Lentamente muore chi non viaggia, chi non legge, chi non ascolta musica, chi non trova grazia in se stesso…”
(Martha Medeiros “Lentamente muore”).
Trovare equilibrio in noi stessi è cosa non da poco, ci possono aiutare solo le esperienze, i confronti, i dolori, le gioie, … la vita.
E se la vita è un film, il nostro film, tanto vale viverlo da protagonisti! Non per avere il ruolo principale, ma per donare e trasmettere le esperienze vissute in prima persona a tutti coloro che ci circondano, quelle belle e quelle brutte.
A 50 anni ci sembra di aver già fatto quelle scelte importanti su cui si è basato il nostro percorso di vita poi, la perdita di un lavoro, un terremoto, un problema economico  … accrescono in noi le ansie per il nostro futuro e quello dei nostri cari,  addirittura quello della nostra società.
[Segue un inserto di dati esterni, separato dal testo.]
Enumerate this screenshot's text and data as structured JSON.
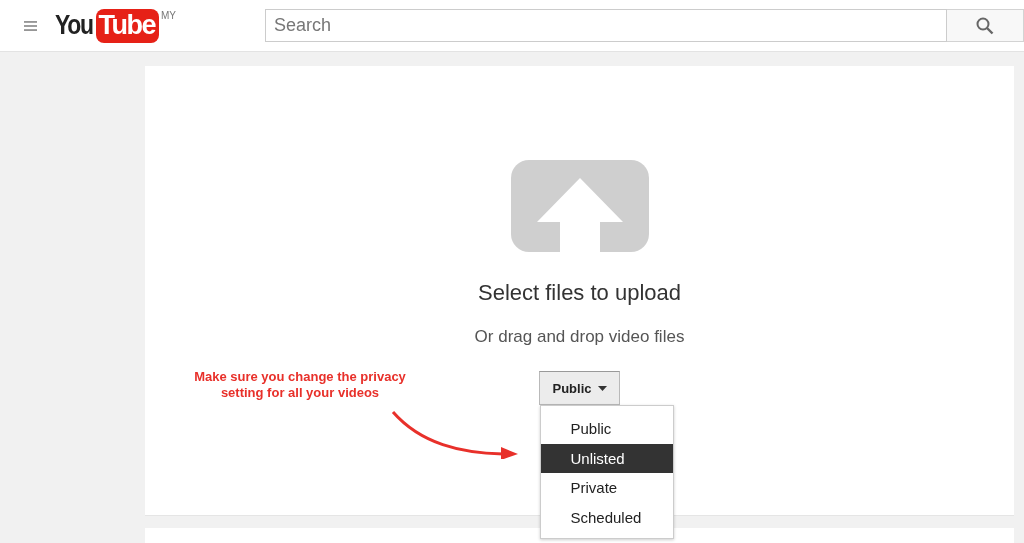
{
  "header": {
    "logo": {
      "text_1": "You",
      "text_2": "Tube"
    },
    "region": "MY",
    "search": {
      "placeholder": "Search"
    }
  },
  "upload": {
    "title": "Select files to upload",
    "subtitle": "Or drag and drop video files",
    "privacy_button": {
      "label": "Public"
    },
    "privacy_menu": [
      {
        "label": "Public",
        "selected": false
      },
      {
        "label": "Unlisted",
        "selected": true
      },
      {
        "label": "Private",
        "selected": false
      },
      {
        "label": "Scheduled",
        "selected": false
      }
    ]
  },
  "annotation": {
    "text": "Make sure you change the privacy setting for all your videos"
  }
}
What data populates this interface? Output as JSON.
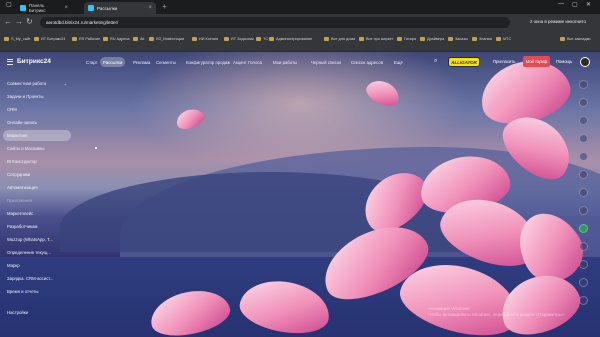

Cresce in noi la paura di, la paura di affrontare il quotidiano, la paura di affrontare la vita.
Queste righe non hanno la presunzione di divenire una bacchetta magica con la quale superare le difficoltà, ma vogliono rappresentare solo un modo per  far girare un po’ di ottimismo, un approccio più ottimistico alla vita.
Quindi, agguantiamo la tastiera del nostro PC e scriviamo, scambiamoci i nostri vissuti.
Prendiamoci una battuta d’arresto, il tempo di un caffè e fissiamo la quotidianità delle nostre 50 Primavere di Maturità!